I looked at the picture of you all standing there with the Christmas lights hanging all over you and thought, "Huh.... I bet this is good. Checked out, hopped back in the SUV, used my keys to open the CD and popped it in. My heart stopped the second the singing started. I sat there amazed at the calmness and happiness that came over me. That CD brought me out of my funk! I played it constantly. I made my husband and kids listen to it. I thought it was so cool how your whole family was on it. But the best thing that came out of the whole thing was it brought me to a personal relationship with God. Going to church really meant something now. I made sure my kids understood what Christmas was really about and took them to a shelter to deliver packages we made up for adults and kids for Christmas. I saw life in a whole new light. I was happy and free again.
That big transformation just from music. Music that not only comforted me because it was a familiar voice; but made me think about the meaning of the songs and what I needed to do in my life so I could enjoy it instead of fear it.
(And I bet your mom and dad had no idea they were helping this pitiful woman just across the mountains! )

Anonymous said...

Musical Med. Part III:
People think I'm nuts because of how much I follow your Dad and all, but I owe so much to him for bringing me to a happy place. AND your mom, for setting such a good example of how to be a good wife and mother (my husband is a TV director and is gone A LOT, so I have always felt we had a common bond, and I have never even met her!) So twice in my life that caring voice brought me out of some deep dark places.
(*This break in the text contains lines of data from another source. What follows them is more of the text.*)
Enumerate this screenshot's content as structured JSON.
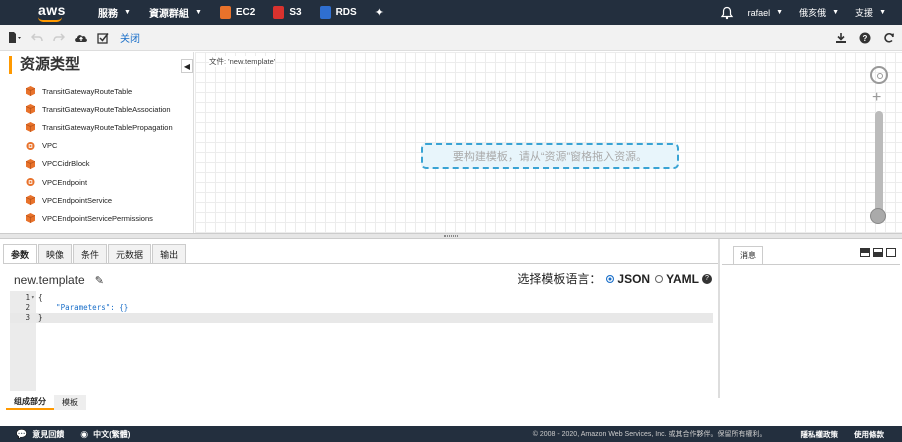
{
  "nav": {
    "brand": "aws",
    "services": "服務",
    "resource_groups": "資源群組",
    "shortcuts": [
      {
        "label": "EC2",
        "color": "#e8722b"
      },
      {
        "label": "S3",
        "color": "#d9322e"
      },
      {
        "label": "RDS",
        "color": "#2f6fd1"
      }
    ],
    "user": "rafael",
    "region": "俄亥俄",
    "support": "支援"
  },
  "toolbar": {
    "close_label": "关闭"
  },
  "resources": {
    "title": "资源类型",
    "items": [
      {
        "label": "TransitGatewayRouteTable",
        "icon": "cube-icon"
      },
      {
        "label": "TransitGatewayRouteTableAssociation",
        "icon": "cube-icon"
      },
      {
        "label": "TransitGatewayRouteTablePropagation",
        "icon": "cube-icon"
      },
      {
        "label": "VPC",
        "icon": "vpc-icon"
      },
      {
        "label": "VPCCidrBlock",
        "icon": "cube-icon"
      },
      {
        "label": "VPCEndpoint",
        "icon": "vpc-icon"
      },
      {
        "label": "VPCEndpointService",
        "icon": "cube-icon"
      },
      {
        "label": "VPCEndpointServicePermissions",
        "icon": "cube-icon"
      }
    ]
  },
  "canvas": {
    "file_label": "文件: 'new.template'",
    "drop_hint": "要构建模板，请从“资源”窗格拖入资源。"
  },
  "editor": {
    "tabs": [
      "参数",
      "映像",
      "条件",
      "元数据",
      "输出"
    ],
    "active_tab": "参数",
    "template_name": "new.template",
    "lang_prompt": "选择模板语言：",
    "lang_json": "JSON",
    "lang_yaml": "YAML",
    "selected_lang": "JSON",
    "code_lines": [
      {
        "num": "1",
        "text": "{"
      },
      {
        "num": "2",
        "text": "    \"Parameters\": {}"
      },
      {
        "num": "3",
        "text": "}"
      }
    ],
    "bottom_tabs": [
      "组成部分",
      "模板"
    ]
  },
  "messages": {
    "tab_label": "消息"
  },
  "footer": {
    "feedback": "意見回饋",
    "language": "中文(繁體)",
    "copyright": "© 2008 - 2020, Amazon Web Services, Inc. 或其合作夥伴。保留所有權利。",
    "privacy": "隱私權政策",
    "terms": "使用條款"
  },
  "colors": {
    "nav_bg": "#232f3e",
    "accent": "#ff9900",
    "link": "#1a6fc9",
    "resource_icon": "#e8722b"
  }
}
TWICE....with a 20 year gap.
So weird... sometimes I think God went into Sam Goody's and put that CD there so I would see it!
And there is a bonus:
right before Christmas my husband handed me an envelope. An early Christmas gift. I opened it and saw: "JIM BRICKMAN with special guest DONNY OSMOND."
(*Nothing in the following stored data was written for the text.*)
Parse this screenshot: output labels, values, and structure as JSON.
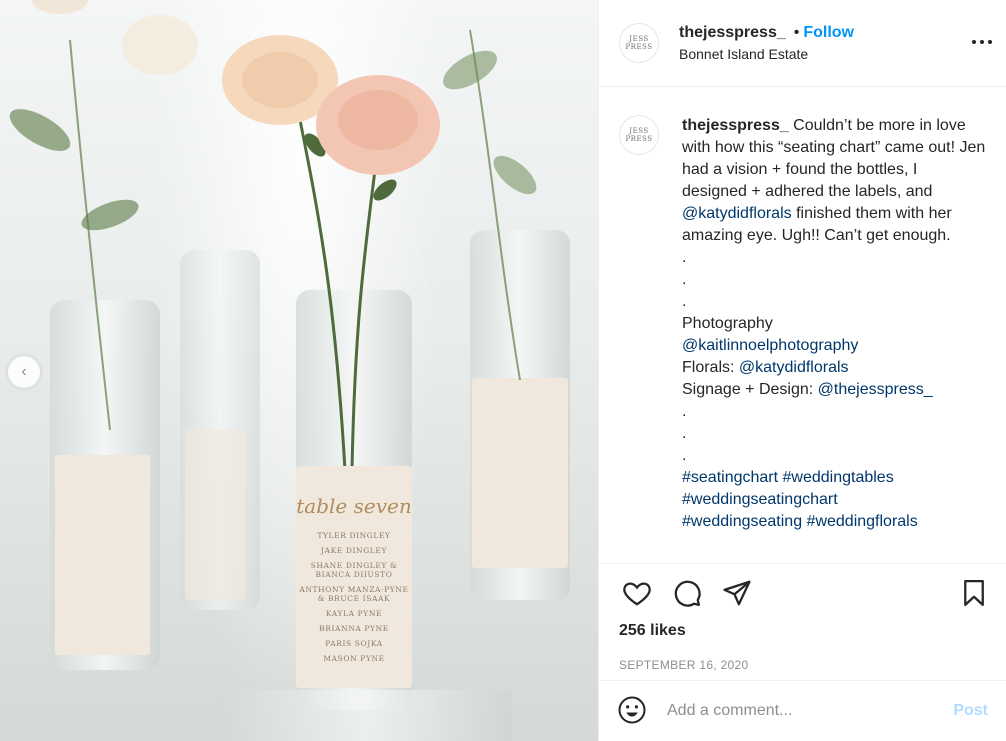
{
  "post": {
    "username": "thejesspress_",
    "follow_label": "Follow",
    "bullet": "•",
    "location": "Bonnet Island Estate",
    "more_label": "•••",
    "avatar_text": "JESS\nPRESS"
  },
  "photo": {
    "label_title": "table seven",
    "label_names": [
      "TYLER DINGLEY",
      "JAKE DINGLEY",
      "SHANE DINGLEY & BIANCA DIIUSTO",
      "ANTHONY MANZA-PYNE & BRUCE ISAAK",
      "KAYLA PYNE",
      "BRIANNA PYNE",
      "PARIS SOJKA",
      "MASON PYNE"
    ],
    "prev_glyph": "‹"
  },
  "caption": {
    "username": "thejesspress_",
    "part1": " Couldn’t be more in love with how this “seating chart” came out! Jen had a vision + found the bottles, I designed + adhered the labels, and ",
    "mention1": "@katydidflorals",
    "part2": " finished them with her amazing eye. Ugh!! Can’t get enough.\n.\n.\n.\nPhotography\n",
    "mention2": "@kaitlinnoelphotography",
    "part3": "\nFlorals: ",
    "mention3": "@katydidflorals",
    "part4": "\nSignage + Design: ",
    "mention4": "@thejesspress_",
    "part5": "\n.\n.\n.\n",
    "hashtags1": "#seatingchart #weddingtables",
    "hashtags2": "#weddingseatingchart",
    "hashtags3": "#weddingseating #weddingflorals"
  },
  "stats": {
    "likes": "256 likes",
    "date": "SEPTEMBER 16, 2020"
  },
  "comment_box": {
    "placeholder": "Add a comment...",
    "post_label": "Post"
  },
  "colors": {
    "accent": "#0095f6",
    "link": "#00376b",
    "muted": "#8e8e8e",
    "post_disabled": "#b3dbff"
  }
}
I couldn't believe it! My husband saw how different I was and why, so he went and got us the tickets! He liked the new me he had not seen in years!
I had not seen him since the early 80's when he came to the Mississippi Coast for the Miss USA pageants. (my uncle worked at the National Guard Base where your dad flew in so we got the heads up... AND you were there! A tiny thing all of about 3 holding your Uncle Jay's hand while your dad signed a few autographs.
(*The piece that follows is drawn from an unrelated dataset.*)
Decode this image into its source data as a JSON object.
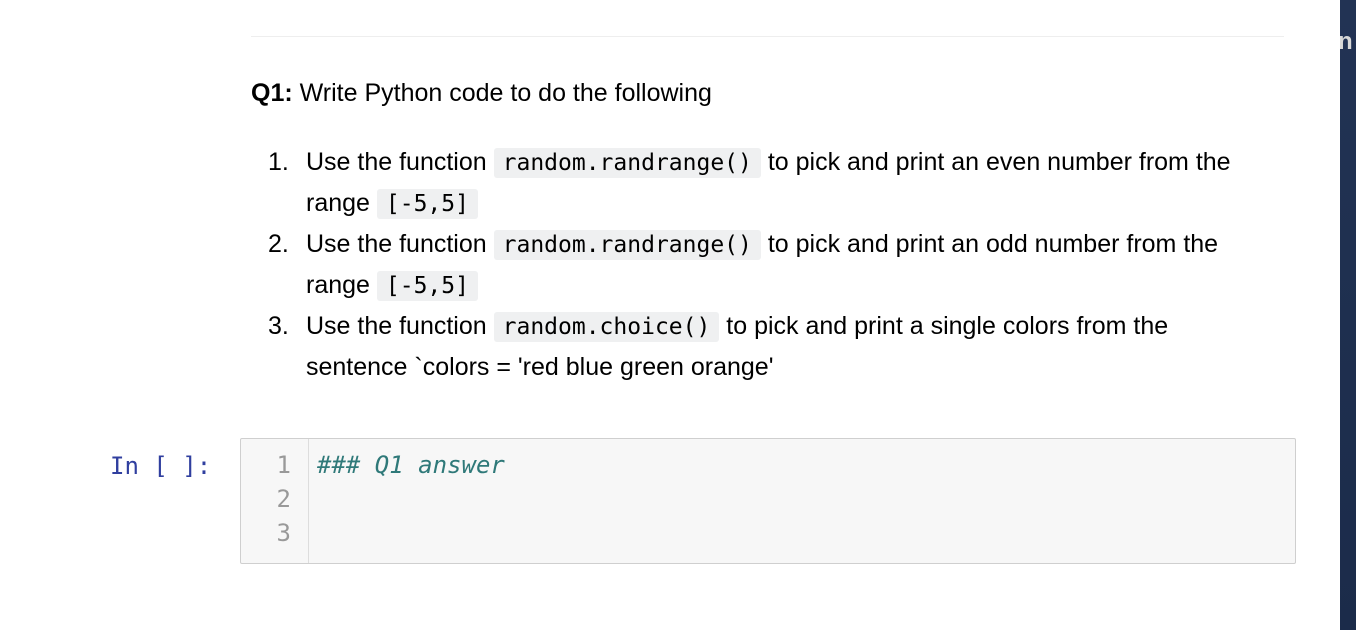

We couldn't afford tickets to the night of the pageant so my mom would get me and 2 of my friends tickets to the dress rehearsal for my b-day present! I had the best b-day 2 years in a row!
Then, 20 YEARS LATER... my husband gets me the Jim Brickman tickets for Christmas and then the follwing May I got another envelope for his Broadway Concert!
I brought him 2 krispy Kreme chocolate covered creme filled doughnuts with a card attached to the bag. It had that picture of you holding your Uncle's hand in it with a note. I tried telling him that he REALLY needs to keep track of that card because it had something very precious to him in it, but I don't know what ever happened to it. It ended up sitting on the stage by the drum set the rest of the show.
I've always wondered if you guys ever got it. If you still would like a copy I can get it to you via email or snail mail. Which ever.
But back to your point:
Music is SO powerful. I was right there with you when you were telling your story about riding with the windows down!

I'd much rather listen to the radio and scan the stations then watch TV!
Sorry for such a long letter, but I have only told that story to 2 other people; and got to thinking, "Shouldn't the people involved get to know what they so innocently did just by being them??!!!"
Thanks and keep that volume turned up!